Se il precedente Governo aveva approvato questa Legge che limita le nascite e ferisce le donne, nella loro dignità e nel loro corpo, il nuovo Governo la mantiene radicata nei suoi punti più paradossali e dannosi senza neanche metterli in discussione.
A nulla valgono i dati del primo monitoraggio sugli esiti delle gravidanze dopo l’applicazione della Legge 40, a nulla vale la possibilità minima d’appello offerta da una revisione delle Linee Guida che pare si vogliano riformare senza toccare il cuore della ferita e cioè il congelamento degli embrioni, la diagnosi preimpianto e il limite di fecondazione dei tre ovociti. Per non parlare, a questo punto, del divieto di fecondazione eterologa connesso a un turismo procreativo di cui nessuno si vuole occupare e che per il momento pesa solo sulle tasche di chi non ha altra chance che approdare all’estero, una soluzione scelta comunque anche da chi, pur non avendo bisogno di gameti esterni, la preferisce per avere terapie migliori e meno aggressive.
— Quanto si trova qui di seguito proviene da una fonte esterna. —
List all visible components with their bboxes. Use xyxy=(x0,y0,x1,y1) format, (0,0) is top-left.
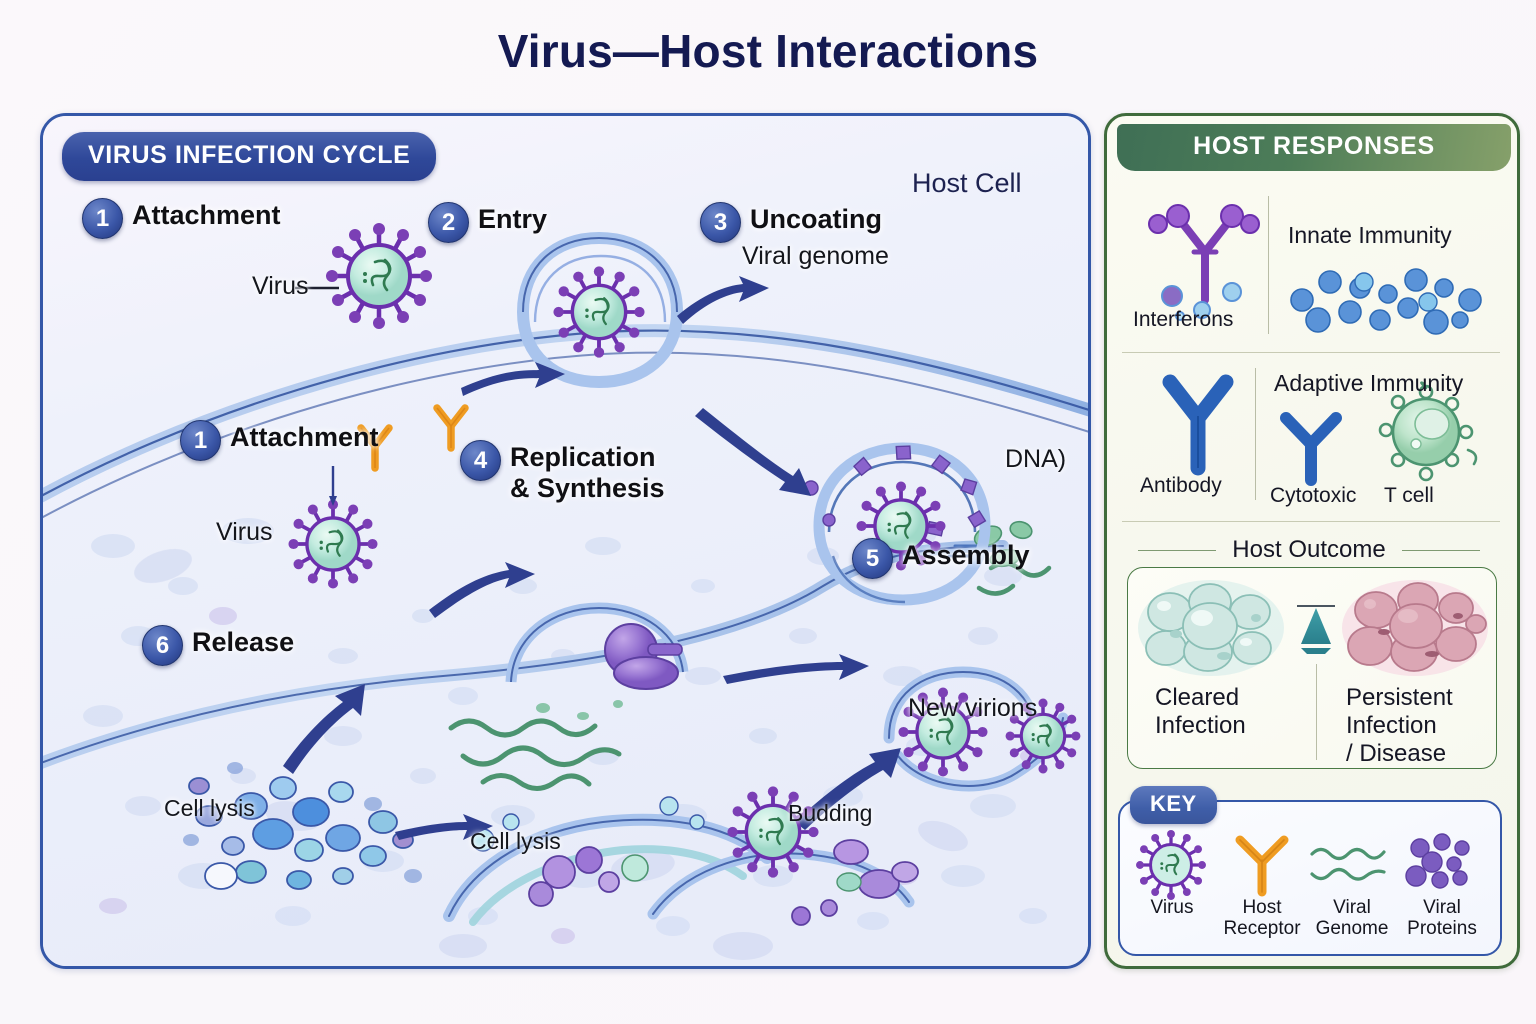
new-virions-label: New virions xyxy=(908,694,1037,723)
virus-label-mid: Virus xyxy=(216,518,273,547)
key-label-receptor: Host Receptor xyxy=(1214,898,1310,939)
host-outcome-title: Host Outcome xyxy=(1104,536,1514,564)
step-1-attachment: 1 Attachment xyxy=(82,198,281,239)
innate-cytokine-dots-icon xyxy=(1282,262,1487,340)
key-genome-line-2: Genome xyxy=(1306,919,1398,940)
step-number-4: 4 xyxy=(460,440,501,481)
persistent-infection-cells-icon xyxy=(1340,572,1490,680)
step-6-release: 6 Release xyxy=(142,625,294,666)
cleared-infection-caption: Cleared Infection xyxy=(1155,684,1246,740)
cell-lysis-label-left: Cell lysis xyxy=(164,795,255,822)
key-receptor-line-2: Receptor xyxy=(1214,919,1310,940)
diagram-canvas: Virus—Host Interactions xyxy=(0,0,1536,1024)
persistent-line-2: Infection xyxy=(1346,712,1453,740)
host-responses-badge: HOST RESPONSES xyxy=(1117,124,1511,171)
divider-outcome xyxy=(1316,664,1317,760)
key-label-virus: Virus xyxy=(1130,898,1214,919)
step-number-6: 6 xyxy=(142,625,183,666)
step-5-assembly: 5 Assembly xyxy=(852,538,1030,579)
persistent-line-1: Persistent xyxy=(1346,684,1453,712)
persistent-infection-caption: Persistent Infection / Disease xyxy=(1346,684,1453,768)
antibody-icon xyxy=(1152,368,1244,478)
step-number-3: 3 xyxy=(700,202,741,243)
cycle-panel-badge: VIRUS INFECTION CYCLE xyxy=(62,132,436,181)
receptor-icon xyxy=(1232,832,1292,896)
genome-icon xyxy=(1308,840,1394,890)
cell-lysis-label-mid: Cell lysis xyxy=(470,828,561,855)
step-label-release: Release xyxy=(192,625,294,656)
virus-icon xyxy=(1138,832,1204,898)
step-number-2: 2 xyxy=(428,202,469,243)
viral-genome-sublabel: Viral genome xyxy=(742,242,889,271)
balance-scale-icon xyxy=(1295,600,1337,660)
step-1b-attachment: 1 Attachment xyxy=(180,420,379,461)
page-title: Virus—Host Interactions xyxy=(0,24,1536,78)
key-proteins-line-2: Proteins xyxy=(1396,919,1488,940)
step-label-attachment-2: Attachment xyxy=(230,420,379,451)
step-label-entry: Entry xyxy=(478,202,547,233)
dna-label: DNA) xyxy=(1005,445,1066,474)
divider-innate-adaptive xyxy=(1122,352,1500,353)
cytotoxic-caption: Cytotoxic xyxy=(1270,484,1356,508)
divider-interferons-innate xyxy=(1268,196,1269,334)
tcell-caption: T cell xyxy=(1384,484,1434,508)
interferons-caption: Interferons xyxy=(1133,308,1233,332)
innate-immunity-title: Innate Immunity xyxy=(1288,222,1452,249)
step-number-5: 5 xyxy=(852,538,893,579)
cleared-infection-cells-icon xyxy=(1136,572,1286,680)
replication-line-2: & Synthesis xyxy=(510,471,665,502)
step-3-uncoating: 3 Uncoating xyxy=(700,202,882,243)
step-label-assembly: Assembly xyxy=(902,538,1030,569)
key-receptor-line-1: Host xyxy=(1214,898,1310,919)
step-label-attachment: Attachment xyxy=(132,198,281,229)
adaptive-immunity-title: Adaptive Immunity xyxy=(1274,370,1463,397)
key-badge: KEY xyxy=(1130,786,1217,824)
proteins-icon xyxy=(1404,834,1472,892)
cleared-line-1: Cleared xyxy=(1155,684,1246,712)
replication-line-1: Replication xyxy=(510,440,665,471)
host-cell-label: Host Cell xyxy=(912,168,1022,199)
budding-label: Budding xyxy=(788,800,872,827)
step-number-1b: 1 xyxy=(180,420,221,461)
step-label-uncoating: Uncoating xyxy=(750,202,882,233)
step-label-replication: Replication & Synthesis xyxy=(510,440,665,502)
interferon-icon xyxy=(1150,190,1260,320)
virus-label-top: Virus xyxy=(252,272,309,301)
cleared-line-2: Infection xyxy=(1155,712,1246,740)
step-2-entry: 2 Entry xyxy=(428,202,547,243)
step-number-1: 1 xyxy=(82,198,123,239)
divider-adaptive-outcome xyxy=(1122,521,1500,522)
divider-antibody-adaptive xyxy=(1255,368,1256,500)
key-proteins-line-1: Viral xyxy=(1396,898,1488,919)
persistent-line-3: / Disease xyxy=(1346,740,1453,768)
antibody-caption: Antibody xyxy=(1140,474,1222,498)
key-label-genome: Viral Genome xyxy=(1306,898,1398,939)
key-label-proteins: Viral Proteins xyxy=(1396,898,1488,939)
step-4-replication: 4 Replication & Synthesis xyxy=(460,440,665,502)
key-genome-line-1: Viral xyxy=(1306,898,1398,919)
key-virus-line-1: Virus xyxy=(1130,898,1214,919)
antibody-small-icon xyxy=(1272,408,1350,486)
Ma questi non sono problemi di un Governo di sinistra. Non se ne parla in nessun Consiglio. E non se ne parla neanche nella maggioranza di sinistra, tutta tesa a non urtare le suscettibilità di nessuno. D’altra parte, si dice, la modifica della Legge 40 non è nel programma dell’Unione.
Come dire: problemi vostri. Come dire: la libertà riproduttiva, la tutela della salute della donna, i protocolli terapeutici dettati dalla legge, il paradosso tra la libertà di abortire in seguito all’esito di un’amniocentesi e il divieto di effettuare una diagnosi preimpianto per evitare di trasferire embrioni malati, la discriminazione tra coppie sterili e coppie infertili nella libertà riproduttiva, la discriminazione economica tra chi può espatriare per le cure e chi è limitato in patria dalla Legge, non è affare di questo Governo.
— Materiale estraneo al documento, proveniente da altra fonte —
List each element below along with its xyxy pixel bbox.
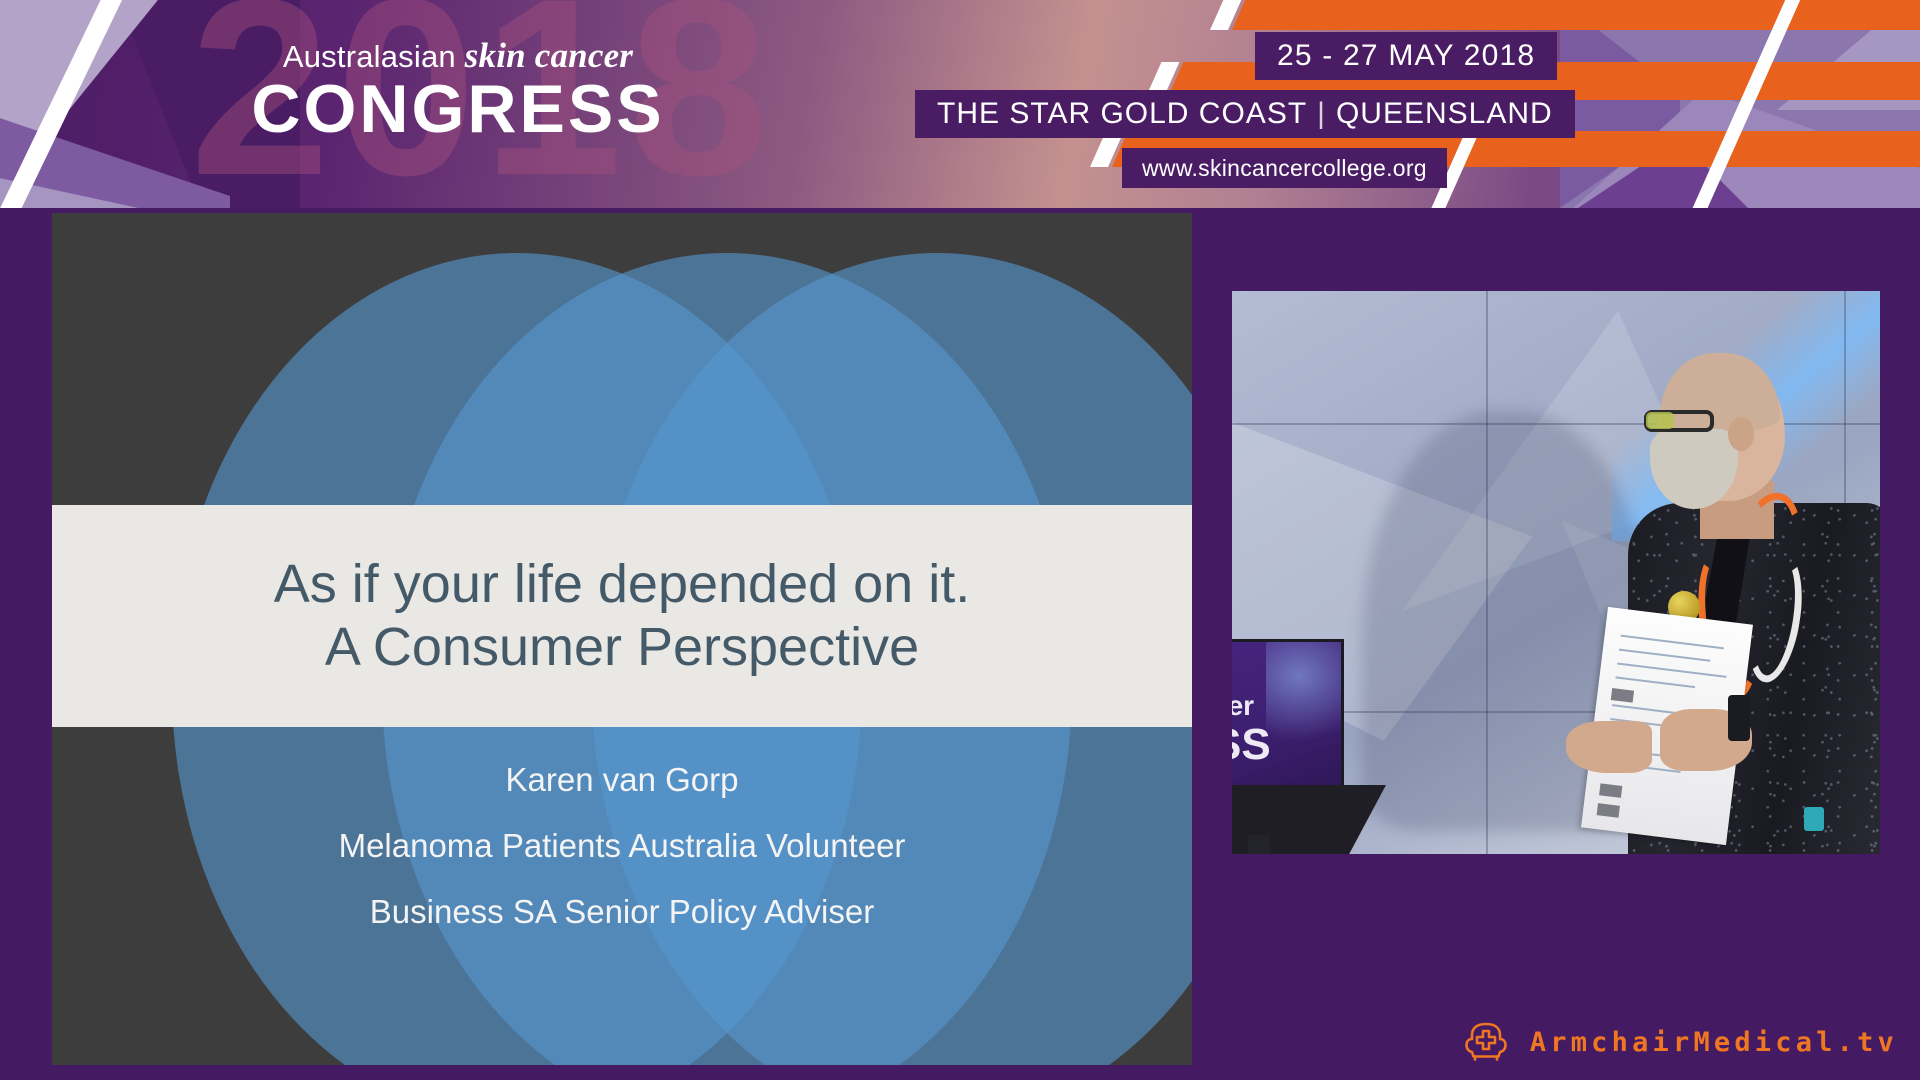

Come non è affare di questo Governo neanche la filosofia che la sottende: e cioè la negazione di tutte le battaglie di difesa della libertà dell’autodeterminazione femminile finora, almeno nell’immaginario collettivo, appannaggio e vanto della sinistra intera.
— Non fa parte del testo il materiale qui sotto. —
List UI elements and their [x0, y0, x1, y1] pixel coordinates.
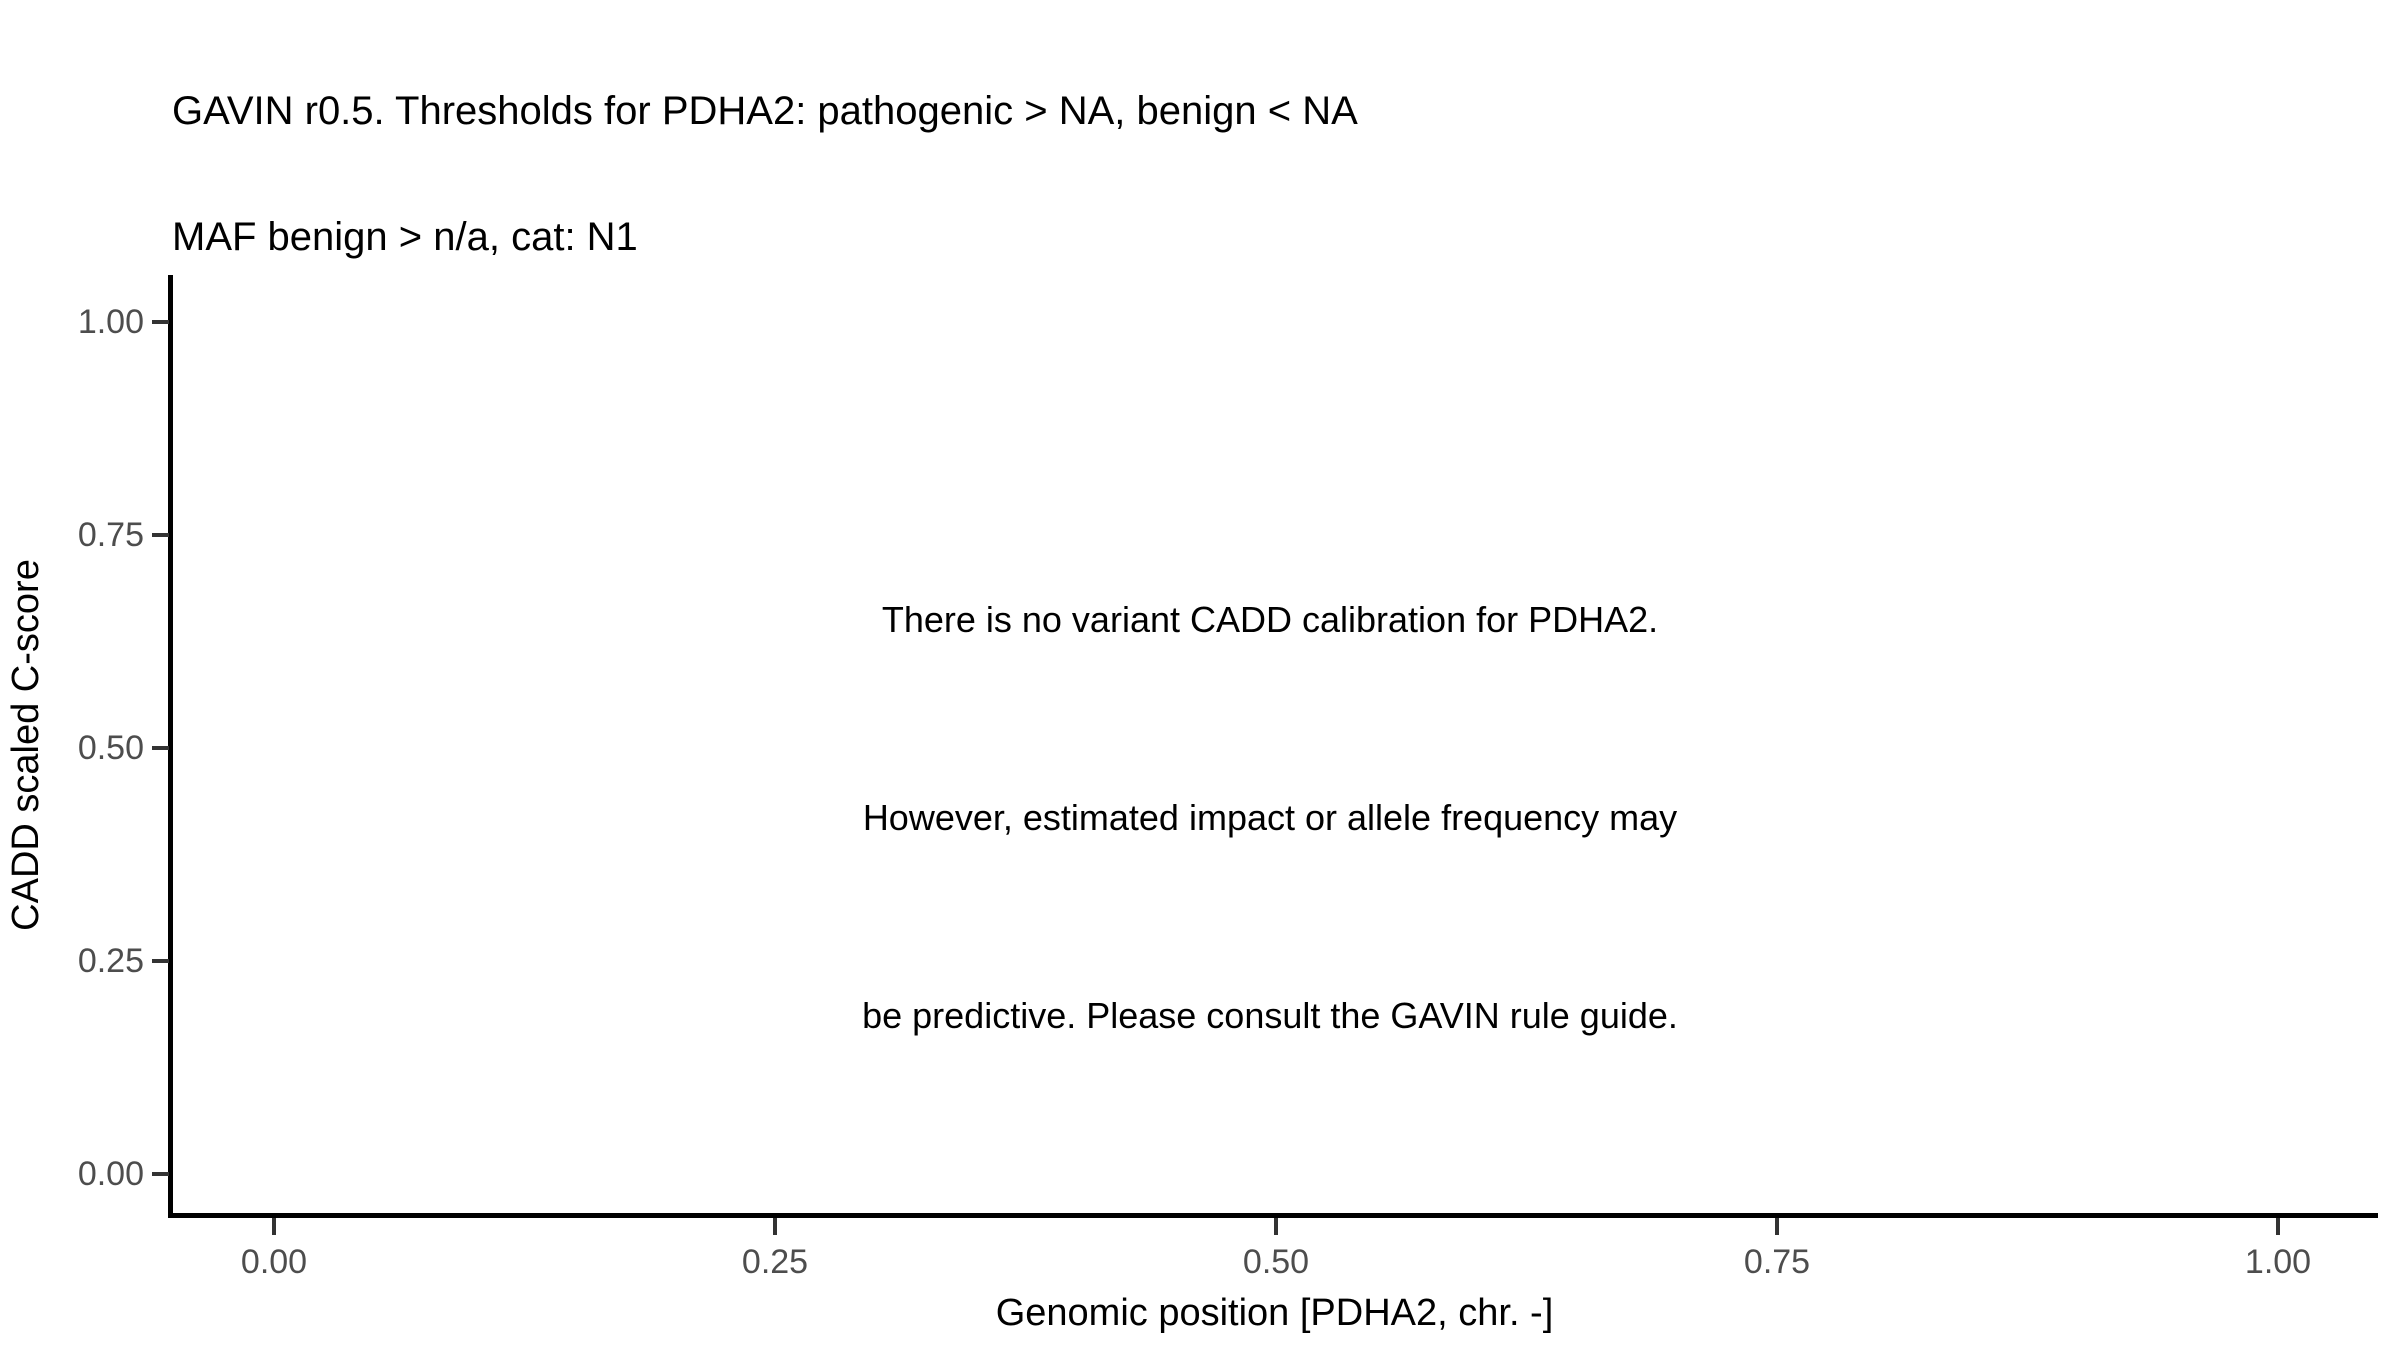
- x-tick-mark-0.00: [272, 1218, 276, 1235]
- x-tick-label-0.00: 0.00: [174, 1245, 374, 1279]
- x-tick-mark-1.00: [2276, 1218, 2280, 1235]
- x-tick-label-0.75: 0.75: [1677, 1245, 1877, 1279]
- x-tick-mark-0.50: [1274, 1218, 1278, 1235]
- x-axis-title: Genomic position [PDHA2, chr. -]: [171, 1292, 2378, 1334]
- y-tick-mark-0.75: [152, 533, 169, 537]
- plot-annotation-line-1: There is no variant CADD calibration for…: [690, 587, 1850, 653]
- y-tick-mark-1.00: [152, 320, 169, 324]
- y-tick-mark-0.50: [152, 746, 169, 750]
- chart-title-line-2: MAF benign > n/a, cat: N1: [172, 216, 2322, 258]
- chart-title-line-1: GAVIN r0.5. Thresholds for PDHA2: pathog…: [172, 90, 2322, 132]
- x-axis-line: [168, 1213, 2378, 1218]
- x-tick-mark-0.75: [1775, 1218, 1779, 1235]
- plot-annotation-line-3: be predictive. Please consult the GAVIN …: [690, 983, 1850, 1049]
- x-tick-mark-0.25: [773, 1218, 777, 1235]
- x-tick-label-0.25: 0.25: [675, 1245, 875, 1279]
- y-tick-mark-0.00: [152, 1172, 169, 1176]
- chart-figure: GAVIN r0.5. Thresholds for PDHA2: pathog…: [0, 0, 2400, 1350]
- plot-annotation-line-2: However, estimated impact or allele freq…: [690, 785, 1850, 851]
- x-tick-label-1.00: 1.00: [2178, 1245, 2378, 1279]
- y-axis-title: CADD scaled C-score: [0, 275, 52, 1215]
- x-tick-label-0.50: 0.50: [1176, 1245, 1376, 1279]
- y-tick-mark-0.25: [152, 959, 169, 963]
- plot-annotation: There is no variant CADD calibration for…: [690, 455, 1850, 1181]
E invece no. La Legge 40 è scomoda da toccare e non vale la pena per questa sinistra alzare adesso il vessillo della difesa delle donne. Poco importa se ogni anno nascono mille bambini in meno e sulle donne si fanno tante stimolazioni in più.
Il Parlamento, dicono, dovrà legiferare dopo un cambiamento culturale determinato dal confronto. Così recitano tutti. Una frase per rimandare, per dire poco, per non prendere posizioni, per non dire niente. Un cambiamento culturale, poi, si sa, è lento da venire. Soprattutto difficile da delimitare nel tempo. E’ un giudizio storico, di solito a decretare che la cultura è cambiata. E quindi sembra che si debba attendere questo giudizio.
Attenderemo il giorno in cui tutti saranno d’accordo a lasciare le persone libere di decidere il destino dei propri gameti. Liberi i medici di decidere quanti ovociti fecondare e quanti embrioni impiantare.
Tra questo giorno e oggi ci sta di mezzo il mare. Ci sta un’etica condivisa che condivisa non sarà mai. Perché mai ci sarà accordo su dove comincia e finisce la vita. Nell’attesa ci si può mettere d’accordo su altro, ci si possono scambiare le poltrone, fare altre battaglie più comode, discutere, magari, di sterilità di come elaborarla, magari sul lettino dello psicoanalista, magari nei salotti della sinistra radical chic, dove, magari, chi ha un problema reale, può curarsi meglio altrove in attesa di tornare in Italia a ridiscutere del lutto della sterilità.
Intanto fuori dal Parlamento ci si dovrà rassegnare ad aspettare che la cultura cambi, che i tempi evolvano che ci si metta d’accordo tutti sul fatto che chi ha pochi spermatozoi, oppure chi ha le tube chiuse, sia legittimato a scegliere la cura migliore e meno aggressiva per la propria salute per cercare di superare o di combattere la patologia che rende sterili.